L'employeur peut être amené à licencier un salarié alors même qu'il n'a rien à lui reprocher. Cette absence de lien entre, d'une part, la personne, les actes d'un salarié et d'autre part, la rupture de son contrat est un des éléments caractérisant le licenciement économique. Mais celui-ci n'est justifié que s'il intervient dans un certain contexte et si sa motivation est réelle et sérieuse.
L'existence de difficultés économiques est le motif le plus fréquemment invoqué pour justifier un licenciement économique. Celles-ci doivent être réelles et sérieuses. Elles s'apprécient à la date du licenciement, au niveau de l'entreprise ou du secteur d'activité du groupe auquel l'entreprise appartient.
Les mutations technologiques sont une des causes légales qui peuvent justifier des licenciements économiques. Ceux-ci doivent être consécutifs à des suppressions d'emplois, des transformations d'emplois ou des modifications de contrats de travail refusées par les salariés licenciés.
La réorganisation de l'entreprise peut justifier des licenciements pour motif économique si elle est effectuée pour sauvegarder sa compétitivité et préserver ses emplois. La menace pesant sur la compétitivité peut être actuelle ou à venir.

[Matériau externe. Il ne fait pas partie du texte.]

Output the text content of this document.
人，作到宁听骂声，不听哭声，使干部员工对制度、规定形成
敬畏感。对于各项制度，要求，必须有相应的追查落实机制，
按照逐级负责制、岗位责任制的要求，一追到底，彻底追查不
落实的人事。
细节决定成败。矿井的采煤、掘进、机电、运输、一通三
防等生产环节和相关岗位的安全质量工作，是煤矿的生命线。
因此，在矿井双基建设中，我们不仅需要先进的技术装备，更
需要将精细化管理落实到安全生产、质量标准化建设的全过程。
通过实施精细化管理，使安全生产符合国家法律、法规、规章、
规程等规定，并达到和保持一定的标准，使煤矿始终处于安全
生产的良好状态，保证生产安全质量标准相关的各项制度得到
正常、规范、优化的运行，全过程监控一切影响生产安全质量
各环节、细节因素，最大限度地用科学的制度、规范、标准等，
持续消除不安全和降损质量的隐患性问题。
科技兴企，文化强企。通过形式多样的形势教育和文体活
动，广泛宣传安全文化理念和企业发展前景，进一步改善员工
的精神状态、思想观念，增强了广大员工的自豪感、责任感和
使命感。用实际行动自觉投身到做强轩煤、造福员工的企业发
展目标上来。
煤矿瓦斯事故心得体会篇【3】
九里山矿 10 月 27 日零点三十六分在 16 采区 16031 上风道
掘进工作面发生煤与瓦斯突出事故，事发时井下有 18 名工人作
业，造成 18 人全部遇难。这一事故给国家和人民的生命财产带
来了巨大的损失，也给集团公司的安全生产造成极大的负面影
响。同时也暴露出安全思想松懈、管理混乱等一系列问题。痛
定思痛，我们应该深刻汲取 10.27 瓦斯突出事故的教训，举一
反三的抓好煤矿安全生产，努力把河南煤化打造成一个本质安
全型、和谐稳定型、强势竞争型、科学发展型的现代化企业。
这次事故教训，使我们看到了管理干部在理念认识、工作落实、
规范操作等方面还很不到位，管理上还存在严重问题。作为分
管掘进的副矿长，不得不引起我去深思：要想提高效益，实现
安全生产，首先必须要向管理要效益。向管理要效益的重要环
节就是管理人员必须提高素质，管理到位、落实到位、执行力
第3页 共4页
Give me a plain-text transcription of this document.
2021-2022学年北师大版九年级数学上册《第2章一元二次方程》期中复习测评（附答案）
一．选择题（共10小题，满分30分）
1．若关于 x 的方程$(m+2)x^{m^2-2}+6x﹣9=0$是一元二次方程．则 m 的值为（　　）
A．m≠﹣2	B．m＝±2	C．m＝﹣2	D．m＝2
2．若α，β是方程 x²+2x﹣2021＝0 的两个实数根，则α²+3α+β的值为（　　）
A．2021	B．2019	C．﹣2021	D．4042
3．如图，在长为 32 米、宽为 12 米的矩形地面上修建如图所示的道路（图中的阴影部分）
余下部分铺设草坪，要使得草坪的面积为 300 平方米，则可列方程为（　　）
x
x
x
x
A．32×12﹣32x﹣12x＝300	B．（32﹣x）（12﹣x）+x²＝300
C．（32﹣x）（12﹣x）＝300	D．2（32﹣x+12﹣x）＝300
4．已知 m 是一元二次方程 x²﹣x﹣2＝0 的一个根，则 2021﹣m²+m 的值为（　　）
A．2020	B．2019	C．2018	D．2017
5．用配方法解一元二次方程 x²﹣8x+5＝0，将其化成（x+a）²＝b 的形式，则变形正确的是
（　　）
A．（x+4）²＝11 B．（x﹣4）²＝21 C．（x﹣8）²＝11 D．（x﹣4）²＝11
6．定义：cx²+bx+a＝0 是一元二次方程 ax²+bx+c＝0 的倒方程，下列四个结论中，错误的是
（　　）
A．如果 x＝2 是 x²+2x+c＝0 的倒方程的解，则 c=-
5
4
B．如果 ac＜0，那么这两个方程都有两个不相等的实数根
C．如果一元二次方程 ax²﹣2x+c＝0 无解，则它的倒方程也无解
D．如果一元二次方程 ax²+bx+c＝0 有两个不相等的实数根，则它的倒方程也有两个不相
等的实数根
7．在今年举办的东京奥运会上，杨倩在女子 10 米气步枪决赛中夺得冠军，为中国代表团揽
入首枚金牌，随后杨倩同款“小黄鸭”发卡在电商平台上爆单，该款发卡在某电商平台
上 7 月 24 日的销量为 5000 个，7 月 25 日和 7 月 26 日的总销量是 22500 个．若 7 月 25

La cessation d'activité de l'entreprise ne fait pas partie des motifs économiques de licenciement prévus par le code du travail. Pour autant, elle constitue, selon les juges, une cause légitime de licenciement économique lorsqu'elle est définitive, qu'elle concerne toute l'entreprise et qu'elle n'a pas pour origine une faute de l'employeur.
L'employeur peut proposer à un salarié de modifier son contrat de travail pour un motif économique. Il doit, pour ce faire, suivre une procédure particulière. Le licenciement du salarié qui refuse cette modification est un licenciement économique.
Il n'est pas question de licencier un salarié sans avoir préalablement tenté d'adapter ses compétences à l'évolution de son poste. Pour autant, il ne faut pas attendre la survenance d'un projet de licenciement économique pour commencer à se préoccuper de l'« employabilité » des salariés : l'obligation d'adaptation pèse sur l'employeur dès le début du contrat de travail.
Même confronté à de graves difficultés économiques, l'employeur ne peut pas licencier un salarié sans avoir tenté de le reclasser sur un autre poste. À défaut, il s'expose au risque de devoir indemniser le salarié pour licenciement sans cause réelle et sérieuse.
Pour faire face à l'accélération des mutations économiques et aux restructurations qui en découlent, les entreprises ont la possibilité, et pour certaines l'obligation, de mettre en place une gestion prévisionnelle des emplois et des compétences (GPEC). Le but est d'anticiper les écarts entre les besoins et les ressources effectives de l'entreprise.
En cas de licenciement pour motif économique, même s'il s'agit d'un licenciement individuel, l'employeur doit prendre en compte, pour choisir le ou les salariés concernés, les critères retenus pour fixer l'ordre des licenciements.
Le licenciement pour fin de chantier obéit à des règles qui lui sont propres. Il relève de la procédure de licenciement pour motif personnel, sauf dérogations.